Thank you so much for writing this post! I gained about 80 pounds five years ago after having surgery for a pituitary tumor because they put me on heavy doses of steroids, and have had problems since then because I have no pituitary function, which makes me unable to tell when I should be full a lot of the time. You were already an inspiration to me, but this post has just elevated that.
Also, I’m totally with you on people saying, “Oh, I wish I had a thyroid problem, ha ha,” because it really doesn’t make it easier. Bleh…
Thanks for writing this. Last year, when I was 15 I gained about 40 lbs within a few months without eating any more than I would on a regular basis. We found out that my thyroid was pretty much nonexistent. (I mean, it was there, but it was doing absolutely nothing) Theres medical terms and stuff for it but I don’t know them. Im now on medicine but, like you said, its not just a savior pill. I struggle every day to go back to the weight that my body caused me lose. Its extremely frustrating. Its an ongoing process and with school and work and extracurricular activities, its a little hard to get in the time for exercise but its just something I need to continue figuring out how to do.

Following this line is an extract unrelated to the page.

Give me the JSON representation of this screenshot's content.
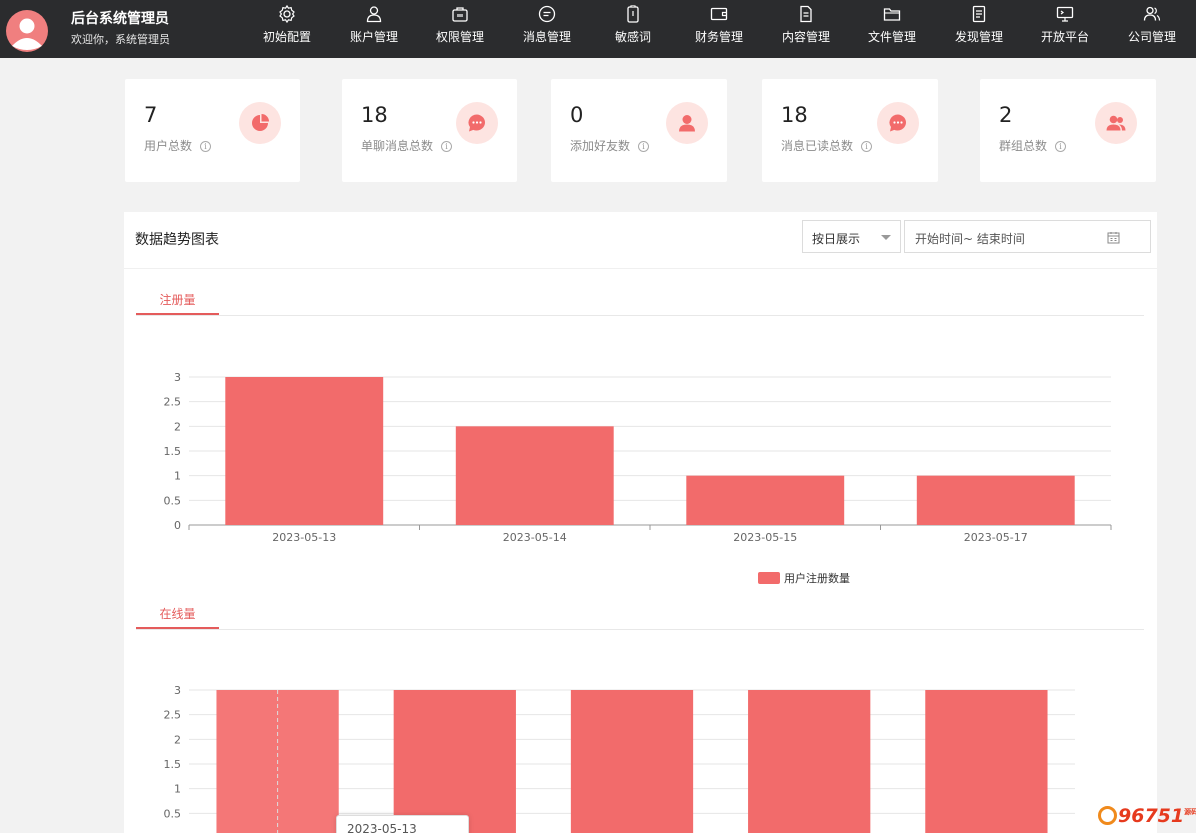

I am so amazed and grateful to hear so many stories here of people suffering from the same problems. It makes me so excited to know how not alone I really am!
Wow, I always forget I’m not the only person in the world who has weight problems due to thyroid disease. I get tested for it early (I was probably around 10-11) between my parents, one of which has hyperthyroidism and the other has hypothyroidism, I was bound to get something, especially after my two older sisters had it. As cliche as it is, for the new year, I’m determined to get healthy (and look good for my sweet sixteen in June).
I’m excited to follow along your journey toward super healthiness!
Good luck! I woudl think that between a hypo and a hyper maybe you would balance, but we all know the thyroid is a much nastier creature than that!